Wasserstein GAN (WGAN) — is an alternative to Vanilla GAN training. It doesn’t have many of the problems that the traditional GAN has, for example, mode collapse.

Why is traditional GAN not great?

As we discussed in Introduction to the GAN of the week, GAN consists of two neural networks — Generator and Discriminator. During training, Generator creates data similar to the initial dataset and Discriminator learns how to distinguish the difference between the real data and fake generated data. In a perfect world, both of them will become more and more accurate over the training process and will be able to achieve a Nash equilibrium.
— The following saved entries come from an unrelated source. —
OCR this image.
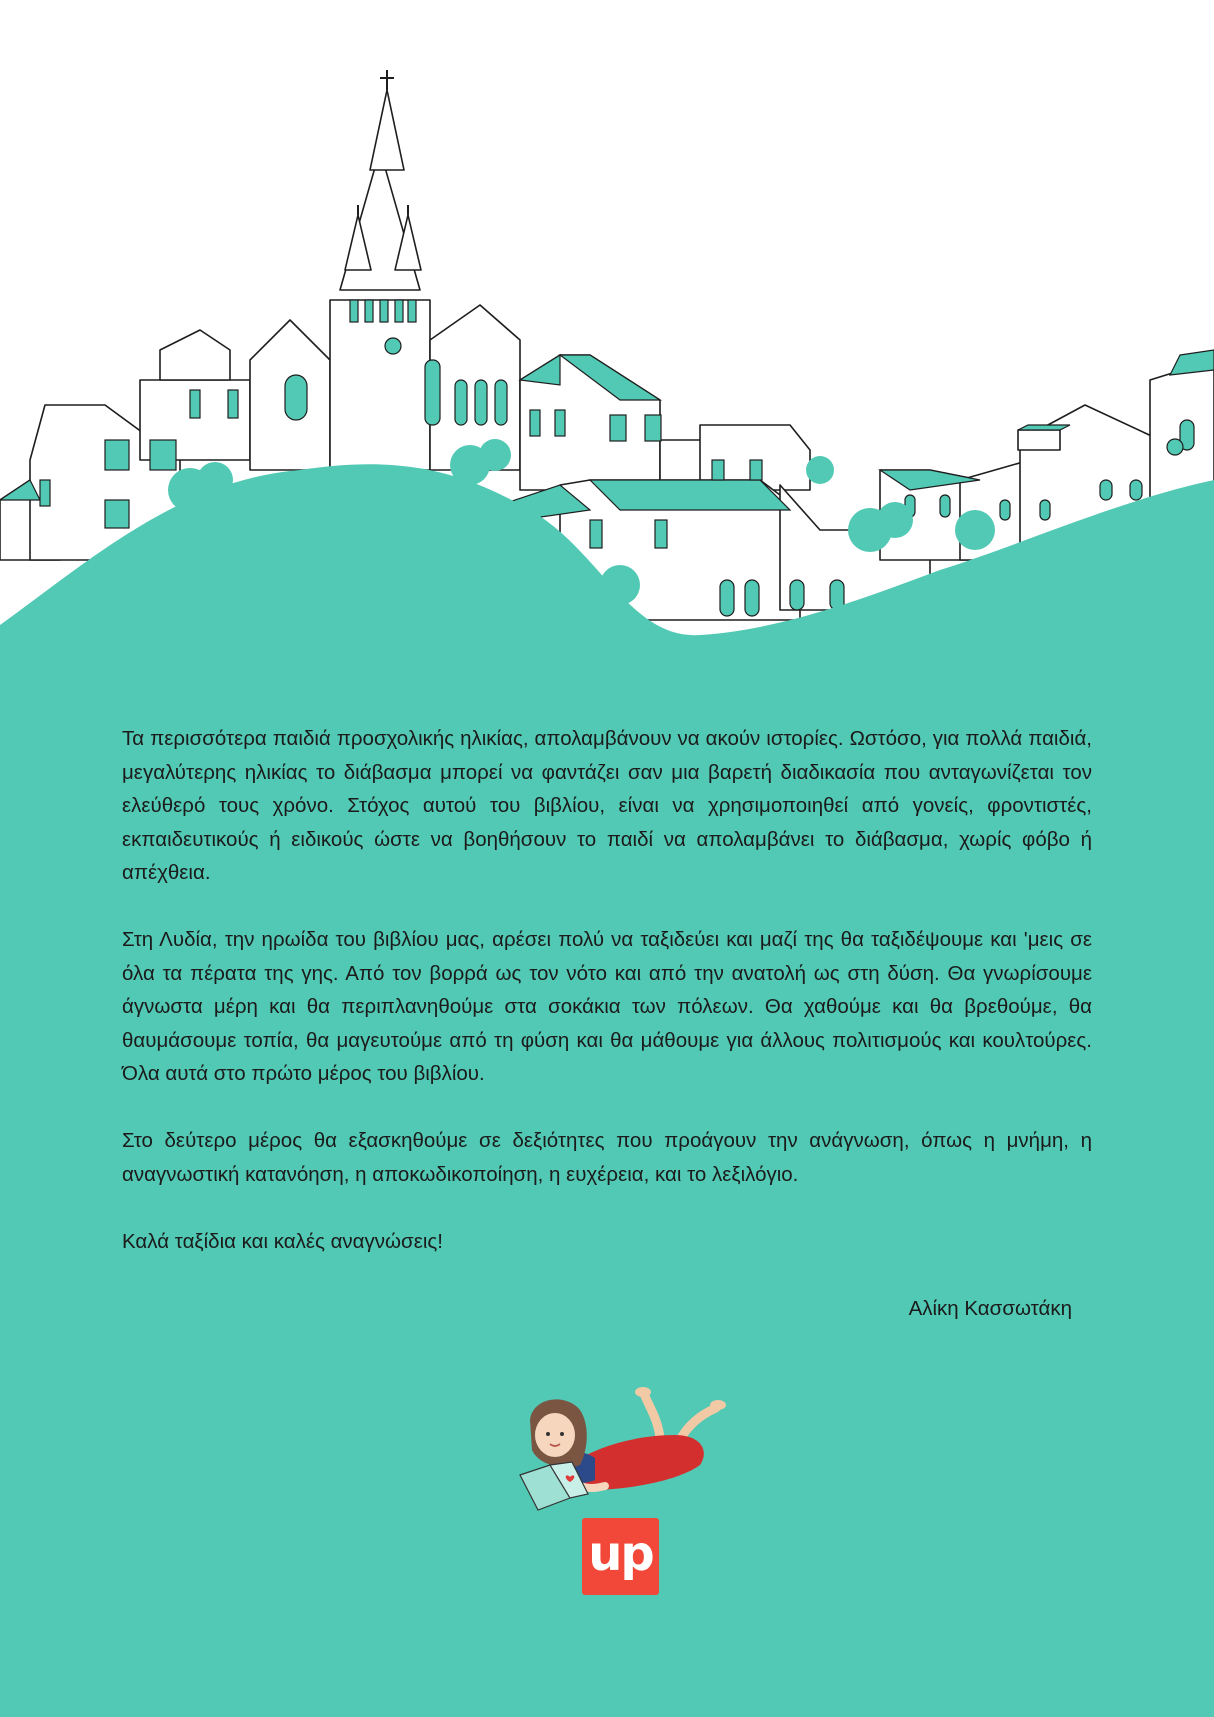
Τα περισσότερα παιδιά προσχολικής ηλικίας, απολαμβάνουν να ακούν ιστορίες. Ωστόσο, για πολλά παιδιά, μεγαλύτερης ηλικίας το διάβασμα μπορεί να φαντάζει σαν μια βαρετή διαδικασία που ανταγωνίζεται τον ελεύθερό τους χρόνο. Στόχος αυτού του βιβλίου, είναι να χρησιμοποιηθεί από γονείς, φροντιστές, εκπαιδευτικούς ή ειδικούς ώστε να βοηθήσουν το παιδί να απολαμβάνει το διάβασμα, χωρίς φόβο ή απέχθεια.

Στη Λυδία, την ηρωίδα του βιβλίου μας, αρέσει πολύ να ταξιδεύει και μαζί της θα ταξιδέψουμε και 'μεις σε όλα τα πέρατα της γης. Από τον βορρά ως τον νότο και από την ανατολή ως στη δύση. Θα γνωρίσουμε άγνωστα μέρη και θα περιπλανηθούμε στα σοκάκια των πόλεων. Θα χαθούμε και θα βρεθούμε, θα θαυμάσουμε τοπία, θα μαγευτούμε από τη φύση και θα μάθουμε για άλλους πολιτισμούς και κουλτούρες. Όλα αυτά στο πρώτο μέρος του βιβλίου.

Στο δεύτερο μέρος θα εξασκηθούμε σε δεξιότητες που προάγουν την ανάγνωση, όπως η μνήμη, η αναγνωστική κατανόηση, η αποκωδικοποίηση, η ευχέρεια, και το λεξιλόγιο.

Καλά ταξίδια και καλές αναγνώσεις!

Αλίκη Κασσωτάκη

up
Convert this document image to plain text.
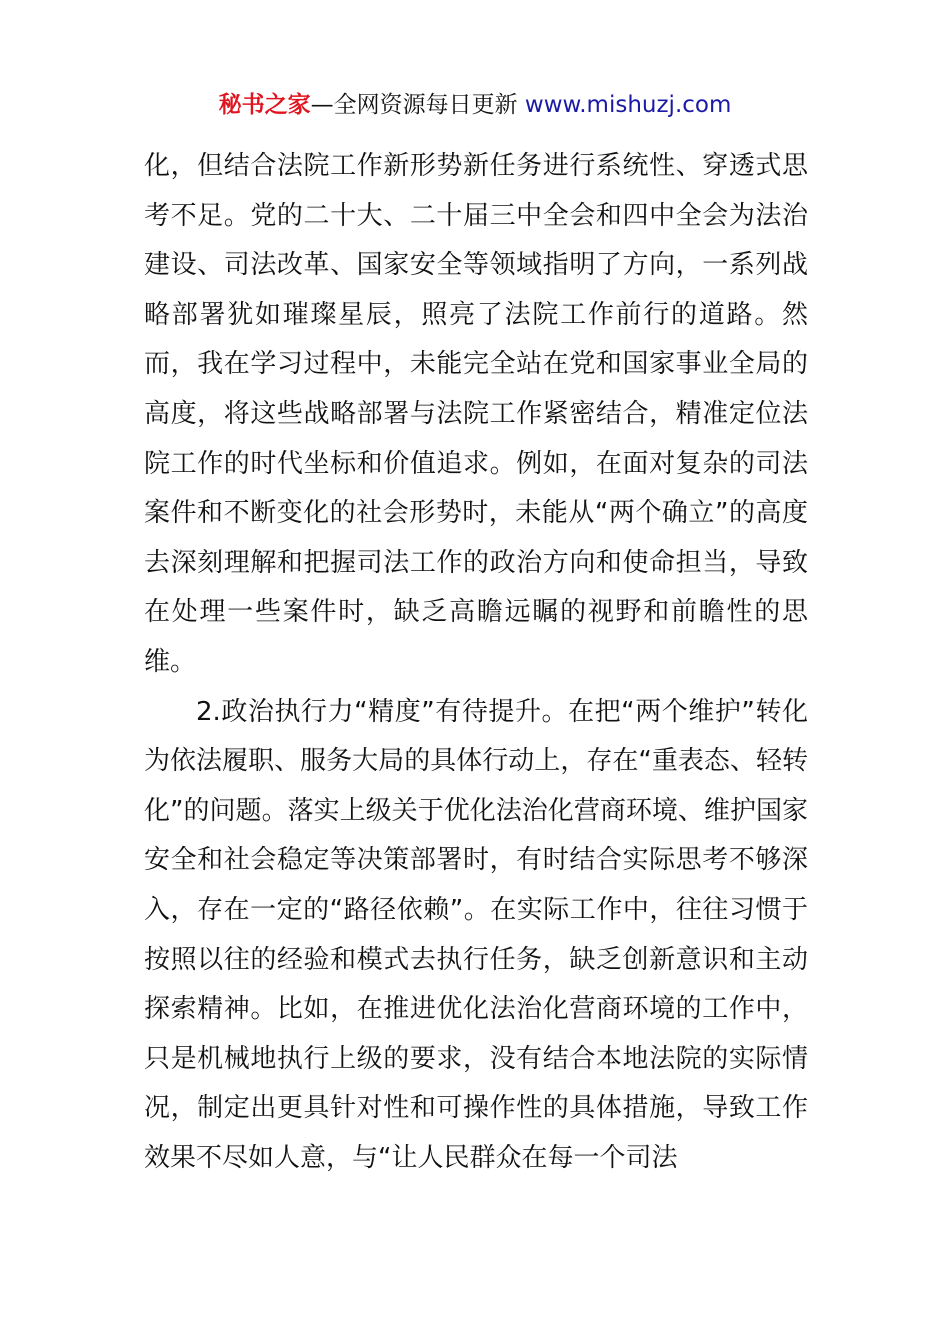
秘书之家—全网资源每日更新 www.mishuzj.com

化，但结合法院工作新形势新任务进行系统性、穿透式思考不足。党的二十大、二十届三中全会和四中全会为法治建设、司法改革、国家安全等领域指明了方向，一系列战略部署犹如璀璨星辰，照亮了法院工作前行的道路。然而，我在学习过程中，未能完全站在党和国家事业全局的高度，将这些战略部署与法院工作紧密结合，精准定位法院工作的时代坐标和价值追求。例如，在面对复杂的司法案件和不断变化的社会形势时，未能从“两个确立”的高度去深刻理解和把握司法工作的政治方向和使命担当，导致在处理一些案件时，缺乏高瞻远瞩的视野和前瞻性的思维。

2.政治执行力“精度”有待提升。在把“两个维护”转化为依法履职、服务大局的具体行动上，存在“重表态、轻转化”的问题。落实上级关于优化法治化营商环境、维护国家安全和社会稳定等决策部署时，有时结合实际思考不够深入，存在一定的“路径依赖”。在实际工作中，往往习惯于按照以往的经验和模式去执行任务，缺乏创新意识和主动探索精神。比如，在推进优化法治化营商环境的工作中，只是机械地执行上级的要求，没有结合本地法院的实际情况，制定出更具针对性和可操作性的具体措施，导致工作效果不尽如人意，与“让人民群众在每一个司法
But in practice, unfortunately, it’s not always the case.

Along with that, there is a mode collapse problem. It’s when Generator collapses and generates the same value on each iteration, and because Generator was not properly trained Discriminator also will not provide good results.

Example of mode collapse from the original paper

Why is WGAN better?

Vanilla GAN uses Jensen–Shannon divergence (JS) between the probability distribution and expected distribution. This metric fails to provide a meaningful value when two distributions are disjoint. In a contract, WGAN uses Wasserstein Distance as a measure of the distance between two probability distributions.

When two probability distributions are fully disjoined, the JS value is not differentiable from the case when two probabilities are fully overlapped, but Wasserstein metric provides a smooth measure that allows stable learning process using gradient descents. Additionally, Wasserstein distance was used as a loss function.